DSM-5 identifies classes of neurocognitive disorder based on etiology being? P 555
1) Alzheimer’s disease
2) vascular injury
3) frontotemporal degeneration
4) traumatic brain injury
5) Lewy body disease
6) Parkinson’s disease
7) HIV infection
8) substance use
9) Huntington’s disease
10) prion disease
11) another medical condition
We (the textbook) emphasise neurocognitive disorder due to Alzheimer’s because of its prevalence (almost half of those with neurocognitive disorder exhibit this type)
The DSM-5 diagnostic criteria for neurocognitive disorder due to Alzheimer’s disease include? P 555
Multiple cognitive deficits that develop gradually and steadily. Predominant are impairment of memory, orientation, judgment snd reasoning. The inability to integrate new information results in failure to learn new associations. Individuals with Alzheimer’s forget important events and lose objects. Interest in nonroutine activities narrows. Tend to loose interest in others and as a result become more socially isolated. As disorder progresses, they can become agitated, confused, depressed, anxious, or even combative.
People with neurocognitive disorder due to Alzheimer’s disease also display one or more other cognitive disturbances including? P 555
Aphasia (difficulty with language)
Apraxia (impaired motor functioning)
Agnosia (failure to recognise objects)
Or difficulty with activities such as planning, organising, sequencing or abstracting information.
What is the aim of the project Alzheimer’s disease neuroimaging initiative p556?
With the use of sophisticated brain scans and new chemical tracers to soon be able to help clinicians identify the presence of Alzheimer’s before significant declines in cognitive abilities.
Currently to make an Alzheimer’s diagnosis without direct examination of the brain, the course and presence of the following symptoms should be observed..? P 556
Slow progressive decline typically in this order;
Memory, language, visuospatial function (skills needed for depth, movement and distance perception and spatial navigation), execution function (set of mental skills that includes working memory, flexible thinking, and self control )
What has the greatest positive impact to Alzheimer’s progression / outcome? P 556
Early intervention
Thus, early detection of when cognitive functions start to decline are vital
What links does education have with Alzheimer’s onset and treatment possibilities? P 356
Alzheimer’s may occur more often in people with limited education.
Research seems to support the notion that educational achievement prevents or delays the onset. Although people who attain a higher level of education will decline more rapidly once the symptoms become severe. Educational attainment may somehow create a mental reserve, a learned set of skills that help someone cope longer with the cognitive deterioration that marked the beginning of neurocognitive deficits. Better educated people may be able to function successfully on a day to day basis for a longer period. This hypothesis may prove useful in designing treatment strategies especially during the early stages of the disorder.

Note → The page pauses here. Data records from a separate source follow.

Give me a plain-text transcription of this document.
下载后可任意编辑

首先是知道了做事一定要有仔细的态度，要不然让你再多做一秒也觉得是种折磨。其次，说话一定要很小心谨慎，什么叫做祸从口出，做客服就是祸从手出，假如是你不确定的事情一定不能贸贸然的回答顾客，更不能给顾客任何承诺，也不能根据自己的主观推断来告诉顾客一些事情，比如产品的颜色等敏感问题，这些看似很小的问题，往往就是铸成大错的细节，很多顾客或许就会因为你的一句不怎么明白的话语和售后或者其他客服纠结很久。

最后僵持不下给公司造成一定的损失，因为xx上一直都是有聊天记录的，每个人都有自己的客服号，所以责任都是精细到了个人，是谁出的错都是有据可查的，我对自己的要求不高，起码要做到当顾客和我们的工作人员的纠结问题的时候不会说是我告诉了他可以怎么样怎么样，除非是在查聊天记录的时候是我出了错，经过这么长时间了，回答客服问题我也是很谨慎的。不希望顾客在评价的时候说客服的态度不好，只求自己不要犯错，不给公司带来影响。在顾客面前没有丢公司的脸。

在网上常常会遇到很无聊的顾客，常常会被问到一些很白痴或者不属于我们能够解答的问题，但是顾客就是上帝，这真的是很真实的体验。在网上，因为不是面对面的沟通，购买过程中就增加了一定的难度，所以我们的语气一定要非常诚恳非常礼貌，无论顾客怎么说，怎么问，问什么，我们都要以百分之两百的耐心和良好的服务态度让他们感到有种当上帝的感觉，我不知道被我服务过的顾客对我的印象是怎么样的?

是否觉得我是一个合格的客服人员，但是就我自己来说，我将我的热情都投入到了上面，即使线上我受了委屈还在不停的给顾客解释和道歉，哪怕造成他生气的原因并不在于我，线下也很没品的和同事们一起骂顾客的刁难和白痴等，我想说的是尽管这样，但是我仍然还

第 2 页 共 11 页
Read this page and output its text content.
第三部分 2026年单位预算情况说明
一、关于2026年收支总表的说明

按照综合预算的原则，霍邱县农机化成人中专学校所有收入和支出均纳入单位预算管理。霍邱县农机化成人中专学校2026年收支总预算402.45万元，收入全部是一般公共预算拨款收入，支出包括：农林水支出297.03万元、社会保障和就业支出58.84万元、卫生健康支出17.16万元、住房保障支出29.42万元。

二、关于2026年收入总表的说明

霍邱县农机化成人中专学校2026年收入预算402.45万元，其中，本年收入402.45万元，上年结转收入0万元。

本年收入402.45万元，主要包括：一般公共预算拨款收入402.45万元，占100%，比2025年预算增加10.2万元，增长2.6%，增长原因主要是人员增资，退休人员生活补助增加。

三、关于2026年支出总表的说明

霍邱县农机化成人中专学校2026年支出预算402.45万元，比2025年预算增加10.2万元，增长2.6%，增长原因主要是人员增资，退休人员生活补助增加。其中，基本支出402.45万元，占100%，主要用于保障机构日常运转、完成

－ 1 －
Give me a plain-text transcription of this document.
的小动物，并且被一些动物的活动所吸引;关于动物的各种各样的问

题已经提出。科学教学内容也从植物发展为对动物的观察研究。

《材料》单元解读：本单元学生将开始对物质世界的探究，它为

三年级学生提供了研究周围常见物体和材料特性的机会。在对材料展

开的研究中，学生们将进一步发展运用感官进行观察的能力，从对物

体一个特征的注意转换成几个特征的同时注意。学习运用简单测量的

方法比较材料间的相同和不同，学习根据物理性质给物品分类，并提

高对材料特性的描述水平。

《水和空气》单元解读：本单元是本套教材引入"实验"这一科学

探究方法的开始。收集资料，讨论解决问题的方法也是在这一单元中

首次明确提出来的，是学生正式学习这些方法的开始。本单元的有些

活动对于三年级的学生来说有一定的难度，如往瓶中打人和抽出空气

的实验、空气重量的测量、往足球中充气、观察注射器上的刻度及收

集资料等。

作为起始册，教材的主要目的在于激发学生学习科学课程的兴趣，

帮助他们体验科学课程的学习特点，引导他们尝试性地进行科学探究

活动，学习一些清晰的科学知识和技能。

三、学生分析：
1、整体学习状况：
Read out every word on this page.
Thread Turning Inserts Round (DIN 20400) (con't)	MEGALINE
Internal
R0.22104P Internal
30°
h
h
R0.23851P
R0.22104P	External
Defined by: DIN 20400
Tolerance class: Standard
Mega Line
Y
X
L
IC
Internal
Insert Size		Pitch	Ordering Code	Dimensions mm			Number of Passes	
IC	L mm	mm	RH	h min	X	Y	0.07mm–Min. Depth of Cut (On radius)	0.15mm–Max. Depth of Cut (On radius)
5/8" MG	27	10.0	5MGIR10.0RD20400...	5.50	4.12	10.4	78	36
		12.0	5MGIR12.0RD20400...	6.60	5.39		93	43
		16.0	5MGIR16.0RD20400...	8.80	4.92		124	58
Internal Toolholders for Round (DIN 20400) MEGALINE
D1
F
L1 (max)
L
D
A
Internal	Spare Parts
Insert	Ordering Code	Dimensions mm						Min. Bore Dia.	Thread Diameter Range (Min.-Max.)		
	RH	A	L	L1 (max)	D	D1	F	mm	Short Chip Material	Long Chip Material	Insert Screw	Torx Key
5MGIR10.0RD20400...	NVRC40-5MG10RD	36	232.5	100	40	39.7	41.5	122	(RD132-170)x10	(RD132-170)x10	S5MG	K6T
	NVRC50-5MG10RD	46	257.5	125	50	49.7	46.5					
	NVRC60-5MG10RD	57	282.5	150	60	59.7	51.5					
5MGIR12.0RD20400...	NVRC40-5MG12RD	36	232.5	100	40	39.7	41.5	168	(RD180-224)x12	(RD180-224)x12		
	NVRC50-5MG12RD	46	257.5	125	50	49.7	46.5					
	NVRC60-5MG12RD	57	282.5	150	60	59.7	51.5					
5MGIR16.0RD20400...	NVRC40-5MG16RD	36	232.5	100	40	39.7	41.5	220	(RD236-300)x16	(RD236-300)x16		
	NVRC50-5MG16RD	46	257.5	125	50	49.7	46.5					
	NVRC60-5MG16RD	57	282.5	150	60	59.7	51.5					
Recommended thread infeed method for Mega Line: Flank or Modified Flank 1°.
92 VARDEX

In terms of the cognitive reserve hypothesis, what is the biological version? P 556
The more synapses a person develops throughout life, the more neuronal death must take place before the signs of dementia are obvious. Mental activity that occurs with education presumably builds up this reserve of synapses and serves as an initial protective factor in the development of this disorder.
What does research suggest about Alzheimers and prevalence rates in women? P 556
More prevalent in women, even when accounting for the higher survival rate is factored into the statistics. A tentative explanation involves the hormone estrogen. Women lose estrogen as they grow older, so perhaps estrogen is protective against the disease. Although a study by the woman’s health initiative memory study suggested that estrogen increased risk.